My name is John. I'm a bicycle lover. And I've a confession to make: I simply cannot stand other cyclists.
That might sound like a bizarre declaration, especially as we cyclists often like to stand together through thick and thin. We tend to be regarded as the lowest form of life among all other road users, you see – hence the us-against-them mentality. But count me out.
My prejudice stems from the legions of reckless, downright dangerous pedallers out there. These are people who have no problem cycling on footpaths and the wrong way up single-lane streets.
They break red lights at every opportunity and weave in and out of traffic lanes without so much as a backwards glance, never mind a hand signal. They seem to purposely wear dark clothes when night falls and don't appear to have discovered that bicycles also take lights. And some of them seem to be blissfully unaware of the existence of the bicycle helmet.
It's people like that – and I see them every day, all of the time – who give the rest of us a bad name.

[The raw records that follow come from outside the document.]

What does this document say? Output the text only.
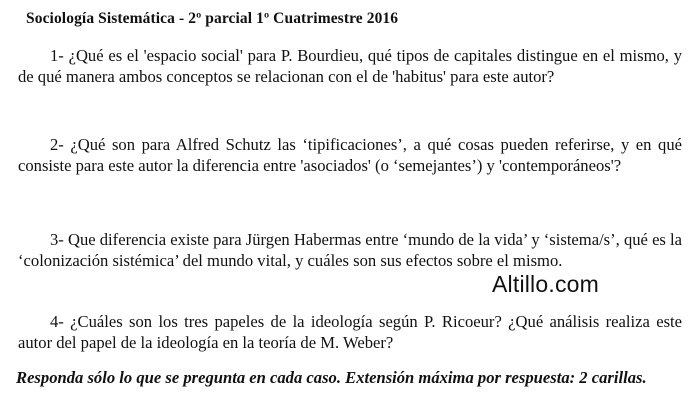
Sociología Sistemática - 2º parcial 1º Cuatrimestre 2016
1- ¿Qué es el 'espacio social' para P. Bourdieu, qué tipos de capitales distingue en el mismo, y de qué manera ambos conceptos se relacionan con el de 'habitus' para este autor?
2- ¿Qué son para Alfred Schutz las ‘tipificaciones’, a qué cosas pueden referirse, y en qué consiste para este autor la diferencia entre 'asociados' (o ‘semejantes’) y 'contemporáneos'?
3- Que diferencia existe para Jürgen Habermas entre ‘mundo de la vida’ y ‘sistema/s’, qué es la ‘colonización sistémica’ del mundo vital, y cuáles son sus efectos sobre el mismo.
4- ¿Cuáles son los tres papeles de la ideología según P. Ricoeur? ¿Qué análisis realiza este autor del papel de la ideología en la teoría de M. Weber?
Altillo.com
Responda sólo lo que se pregunta en cada caso. Extensión máxima por respuesta: 2 carillas.
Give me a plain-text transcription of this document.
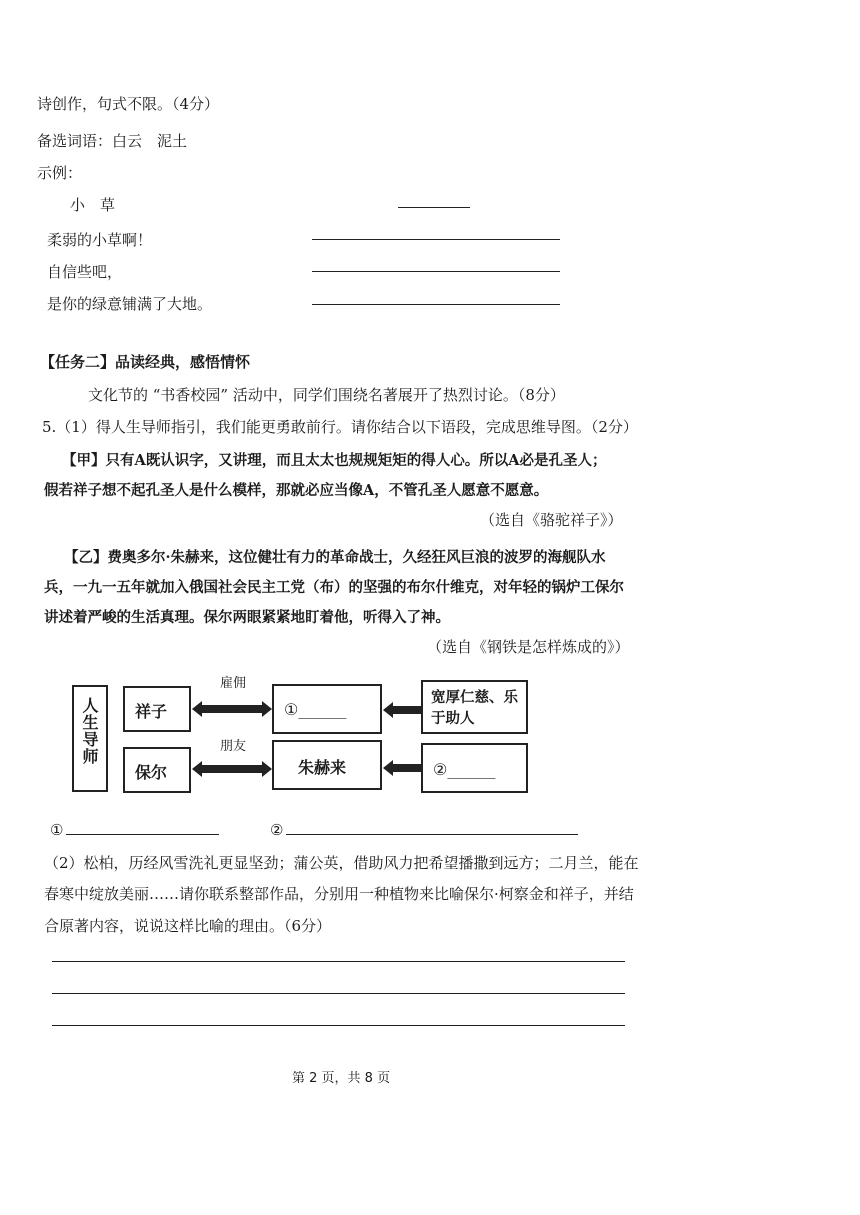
诗创作，句式不限。（4分）
备选词语：白云　泥土
示例：
小　草
柔弱的小草啊！
自信些吧，
是你的绿意铺满了大地。
【任务二】品读经典，感悟情怀
文化节的 “书香校园” 活动中，同学们围绕名著展开了热烈讨论。（8分）
5.（1）得人生导师指引，我们能更勇敢前行。请你结合以下语段，完成思维导图。（2分）
【甲】只有A既认识字，又讲理，而且太太也规规矩矩的得人心。所以A必是孔圣人；
假若祥子想不起孔圣人是什么模样，那就必应当像A，不管孔圣人愿意不愿意。
（选自《骆驼祥子》）
【乙】费奥多尔·朱赫来，这位健壮有力的革命战士，久经狂风巨浪的波罗的海舰队水
兵，一九一五年就加入俄国社会民主工党（布）的坚强的布尔什维克，对年轻的锅炉工保尔
讲述着严峻的生活真理。保尔两眼紧紧地盯着他，听得入了神。
（选自《钢铁是怎样炼成的》）
人生导师 祥子
雇佣
①______
宽厚仁慈、乐于助人
保尔
朋友
朱赫来	②______
①	②
（2）松柏，历经风雪洗礼更显坚劲；蒲公英，借助风力把希望播撒到远方；二月兰，能在
春寒中绽放美丽……请你联系整部作品，分别用一种植物来比喻保尔·柯察金和祥子，并结
合原著内容，说说这样比喻的理由。（6分）
第 2 页，共 8 页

Last week, it was reported that the number of cyclist fatalities in the UK rose by 9pc on last year. It may not be a popular thing to say, but there's a good chance that a significant proportion of them were responsible for their own deaths. How many of the (admittedly low) number of bicycle-related fatalities in this country over the past few years could have been prevented if cyclists had been wearing helmets, or hi-vis jackets, or had observed the road signs that all motorists are obliged to heed?

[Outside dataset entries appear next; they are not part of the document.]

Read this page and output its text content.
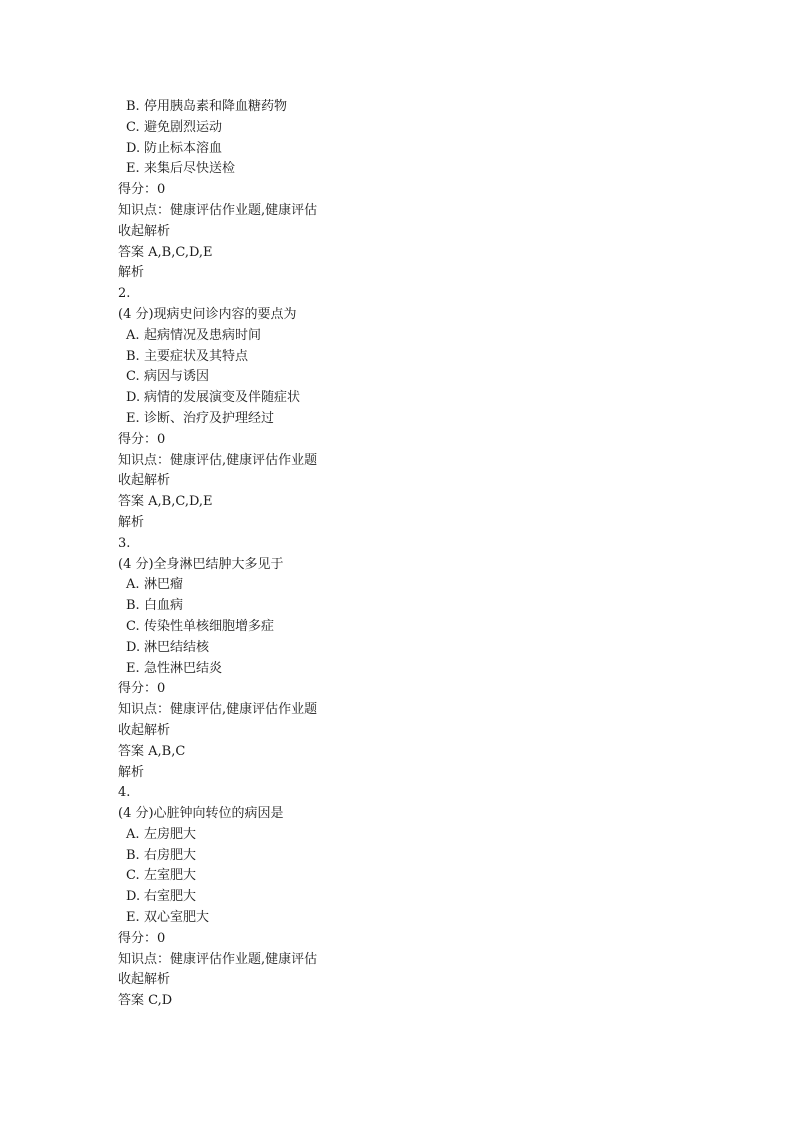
B. 停用胰岛素和降血糖药物
C. 避免剧烈运动
D. 防止标本溶血
E. 来集后尽快送检
得分：0
知识点：健康评估作业题,健康评估
收起解析
答案 A,B,C,D,E
解析
2.
(4 分)现病史问诊内容的要点为
A. 起病情况及患病时间
B. 主要症状及其特点
C. 病因与诱因
D. 病情的发展演变及伴随症状
E. 诊断、治疗及护理经过
得分：0
知识点：健康评估,健康评估作业题
收起解析
答案 A,B,C,D,E
解析
3.
(4 分)全身淋巴结肿大多见于
A. 淋巴瘤
B. 白血病
C. 传染性单核细胞增多症
D. 淋巴结结核
E. 急性淋巴结炎
得分：0
知识点：健康评估,健康评估作业题
收起解析
答案 A,B,C
解析
4.
(4 分)心脏钟向转位的病因是
A. 左房肥大
B. 右房肥大
C. 左室肥大
D. 右室肥大
E. 双心室肥大
得分：0
知识点：健康评估作业题,健康评估
收起解析
答案 C,D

I wasn't always a paragon of virtue on two wheels. I shudder to think of the near-escape I had a few years back when, despite being several sheets to the wind, I attempted to cycle home and almost wound up at the bottom of the Grand Canal. And I wasn't always as puritanical about the need to wear a helmet.
But as I've got older, I've realised just how vulnerable we cyclists are. We don't have crumple zones or airbags to protect us. We always come off second best in a collision with even the most innocuous vehicles.

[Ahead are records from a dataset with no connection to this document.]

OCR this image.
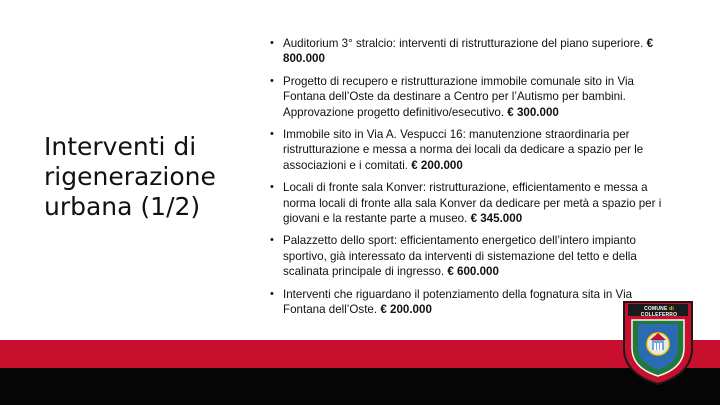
Interventi di
rigenerazione
urbana (1/2)
• Auditorium 3° stralcio: interventi di ristrutturazione del piano superiore. € 800.000
• Progetto di recupero e ristrutturazione immobile comunale sito in Via Fontana dell’Oste da destinare a Centro per l’Autismo per bambini. Approvazione progetto definitivo/esecutivo. € 300.000
• Immobile sito in Via A. Vespucci 16: manutenzione straordinaria per ristrutturazione e messa a norma dei locali da dedicare a spazio per le associazioni e i comitati. € 200.000
• Locali di fronte sala Konver: ristrutturazione, efficientamento e messa a norma locali di fronte alla sala Konver da dedicare per metà a spazio per i giovani e la restante parte a museo. € 345.000
• Palazzetto dello sport: efficientamento energetico dell’intero impianto sportivo, già interessato da interventi di sistemazione del tetto e della scalinata principale di ingresso. € 600.000
• Interventi che riguardano il potenziamento della fognatura sita in Via Fontana dell’Oste. € 200.000	COMUNE di COLLEFERRO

And it's for this very reason that we need to give serious thought to our own safety – because cycling can be a marvellous, cheap and healthy way to get about.
All bike owners should wear helmets and hi-vis jackets – even the fashion- and hair-conscious among us. Yes, we may look ridiculous, but at least we can be seen be seen; and if cleverly designed, moulded plastic can come between our skulls and an unforgiving concrete surface, well surely it's something we should put up with. A decent pair of front and back lights also helps get us noticed and lights our way at night. The days of me gingerly feeling my way home by moonlight are a distant memory.
Besides a working knowledge of the rules of the road, it's a very good idea not to distract yourself when cycling. So those big, over-ear headphones should be dispensed with, texting when pedalling is normally a hazardous pursuit and the none-too-clever trick of cycling without touching the handlebars is impressing no one.